On Mr. Gay, in Westminster Abbey, 1732.
Of manners gentle, of affections mild;
In wit, a muse; simplicity, a child:
With native humour tempering virtuous rage,
Formed to delight at once and lash the age:
Above temptation, in a low estate,
And uncorrupted, even among the Great:
A safe companion and an easy friend,
Unbiased through life, lamented in thy end,
These are thy honours! not that here thy bust
Is mixed with heroes, or with kings thy dust;
But that the worthy and the Good shall say,
Striking their pensive bosoms — Here lies GAY.

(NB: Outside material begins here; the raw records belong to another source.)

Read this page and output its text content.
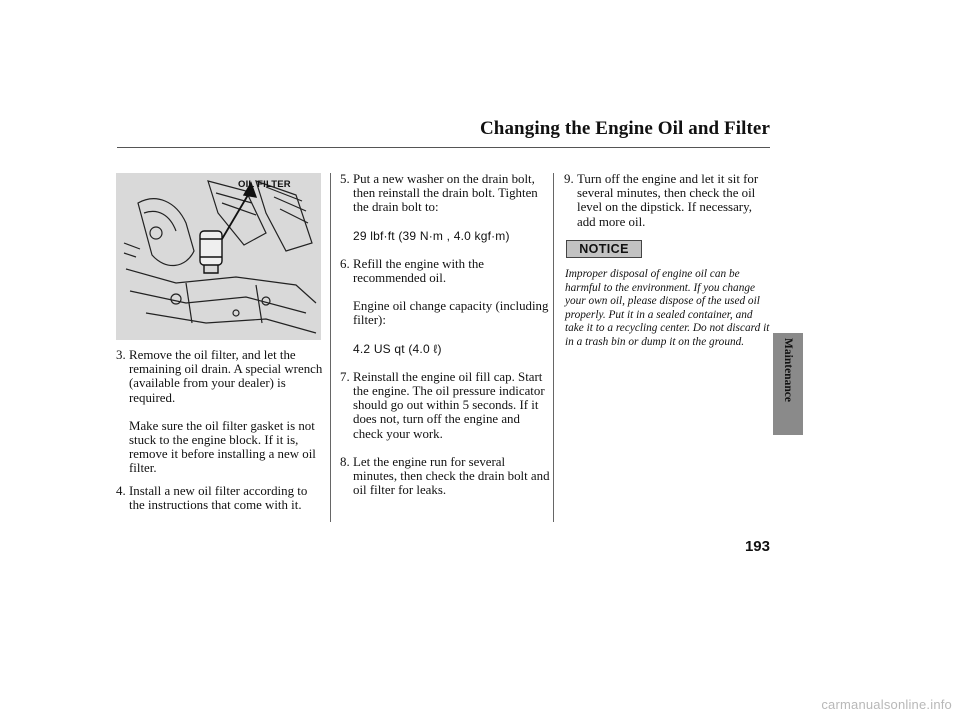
Changing the Engine Oil and Filter
OIL FILTER
3. Remove the oil filter, and let the remaining oil drain. A special wrench (available from your dealer) is required.

Make sure the oil filter gasket is not stuck to the engine block. If it is, remove it before installing a new oil filter.

4. Install a new oil filter according to the instructions that come with it.

5. Put a new washer on the drain bolt, then reinstall the drain bolt. Tighten the drain bolt to:

29 lbf·ft (39 N·m , 4.0 kgf·m)

6. Refill the engine with the recommended oil.

Engine oil change capacity (including filter):

4.2 US qt (4.0 ℓ)

7. Reinstall the engine oil fill cap. Start the engine. The oil pressure indicator should go out within 5 seconds. If it does not, turn off the engine and check your work.

8. Let the engine run for several minutes, then check the drain bolt and oil filter for leaks.

9. Turn off the engine and let it sit for several minutes, then check the oil level on the dipstick. If necessary, add more oil.

NOTICE

Improper disposal of engine oil can be harmful to the environment. If you change your own oil, please dispose of the used oil properly. Put it in a sealed container, and take it to a recycling center. Do not discard it in a trash bin or dump it on the ground.	Maintenance
193
carmanualsonline.info
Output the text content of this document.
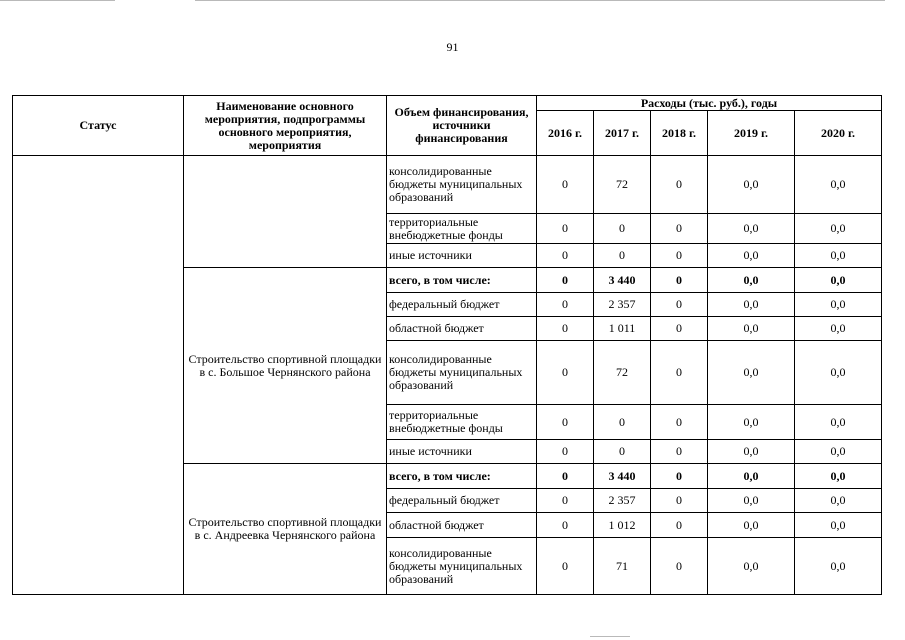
91
Статус	Наименование основного мероприятия, подпрограммы основного мероприятия, мероприятия	Объем финансирования, источники финансирования	Расходы (тыс. руб.), годы				
			2016 г.	2017 г.	2018 г.	2019 г.	2020 г.
		консолидированные бюджеты муниципальных образований	0	72	0	0,0	0,0
		территориальные внебюджетные фонды	0	0	0	0,0	0,0
		иные источники	0	0	0	0,0	0,0
	Строительство спортивной площадки в с. Большое Чернянского района	всего, в том числе:	0	3 440	0	0,0	0,0
		федеральный бюджет	0	2 357	0	0,0	0,0
		областной бюджет	0	1 011	0	0,0	0,0
		консолидированные бюджеты муниципальных образований	0	72	0	0,0	0,0
		территориальные внебюджетные фонды	0	0	0	0,0	0,0
		иные источники	0	0	0	0,0	0,0
	Строительство спортивной площадки в с. Андреевка Чернянского района	всего, в том числе:	0	3 440	0	0,0	0,0
		федеральный бюджет	0	2 357	0	0,0	0,0
		областной бюджет	0	1 012	0	0,0	0,0
		консолидированные бюджеты муниципальных образований	0	71	0	0,0	0,0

As Gay was the favourite of our author this epitaph was probably written with an uncommon degree of attention, yet it is not more successfully executed than the rest, for it will not always happen that the success of a poet is proportionate to his labour. The same observation may be extended to all works of imagination, which are often influenced by causes wholly out of the performer's power, by hints of which he perceives not the origin, by sudden elevations of mind which he cannot produce in himself, and which sometimes rise when he expects them least.
The two parts of the first line are only echoes of each other; gentle manners and mild affections, if they mean anything, must mean the same.

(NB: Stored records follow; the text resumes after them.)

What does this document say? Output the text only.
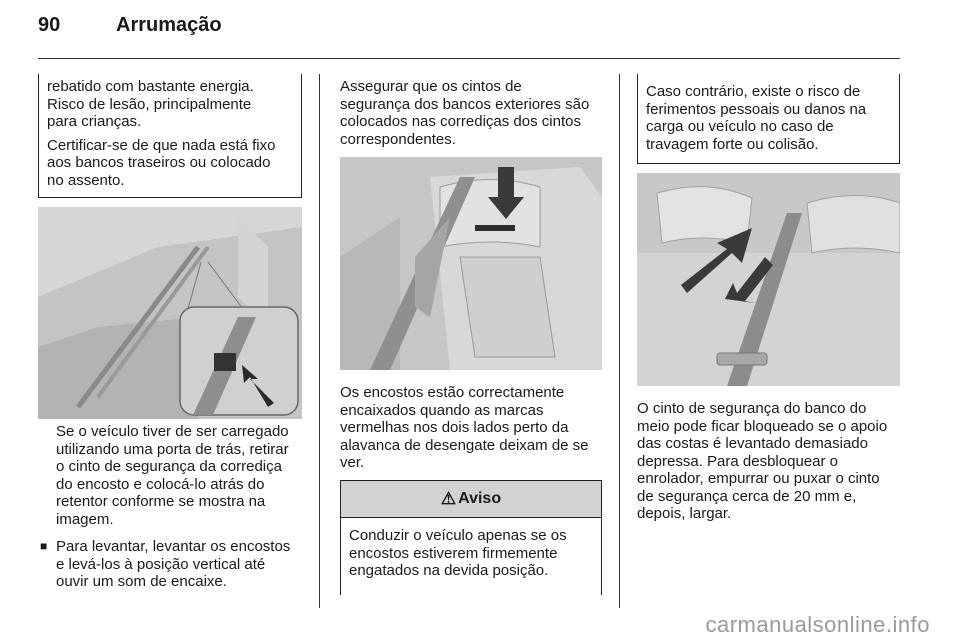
90	Arrumação

rebatido com bastante energia.

Risco de lesão, principalmente

para crianças.

Certificar-se de que nada está fixo

aos bancos traseiros ou colocado

no assento.

Se o veículo tiver de ser carregado

utilizando uma porta de trás, retirar

o cinto de segurança da corrediça

do encosto e colocá-lo atrás do

retentor conforme se mostra na

imagem.

■ Para levantar, levantar os encostos

e levá-los à posição vertical até

ouvir um som de encaixe.

Assegurar que os cintos de

segurança dos bancos exteriores são

colocados nas corrediças dos cintos

correspondentes.

Os encostos estão correctamente

encaixados quando as marcas

vermelhas nos dois lados perto da

alavanca de desengate deixam de se

ver.

⚠ Aviso

Conduzir o veículo apenas se os

encostos estiverem firmemente

engatados na devida posição.

Caso contrário, existe o risco de

ferimentos pessoais ou danos na

carga ou veículo no caso de

travagem forte ou colisão.

O cinto de segurança do banco do

meio pode ficar bloqueado se o apoio

das costas é levantado demasiado

depressa. Para desbloquear o

enrolador, empurrar ou puxar o cinto

de segurança cerca de 20 mm e,

depois, largar.

carmanualsonline.info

That Gay was a man in wit is a very frigid commendation; to have the wit of a man is not much for a poet. The wit of man and the simplicity of a child make a poor and vulgar contrast, and raise no ideas of excellence, either intellectual or moral.
In the next couplet rage is less properly introduced after the mention of mildness and gentleness, which are made the constituents of his character; for a man so mild and gentle to temper his rage was not difficult.
The next line is inharmonious in its sound, and mean in its conception; the opposition is obvious, and the word lash used absolutely, and without any modification, is gross and improper.
To be above temptation in poverty and free from corruption among the great is indeed such a peculiarity as deserved notice. But to be a safe companion is a praise merely negative, arising not from possession of virtue but the absence of vice, and that one of the most odious.
As little can be added to his character by asserting that he was lamented in his end. Every man that dies is, at least by the writer of his epitaph, supposed to be lamented, and therefore this general lamentation does no honour to Gay.
The first eight lines have no grammar; the adjectives are without any substantive, and the epithets without a subject.
The thought in the last line, that Gay is buried in the bosoms of the worthy and good, who are distinguished only to lengthen the line, is so dark that few understand it, and so harsh, when it is explained, that still fewer approve.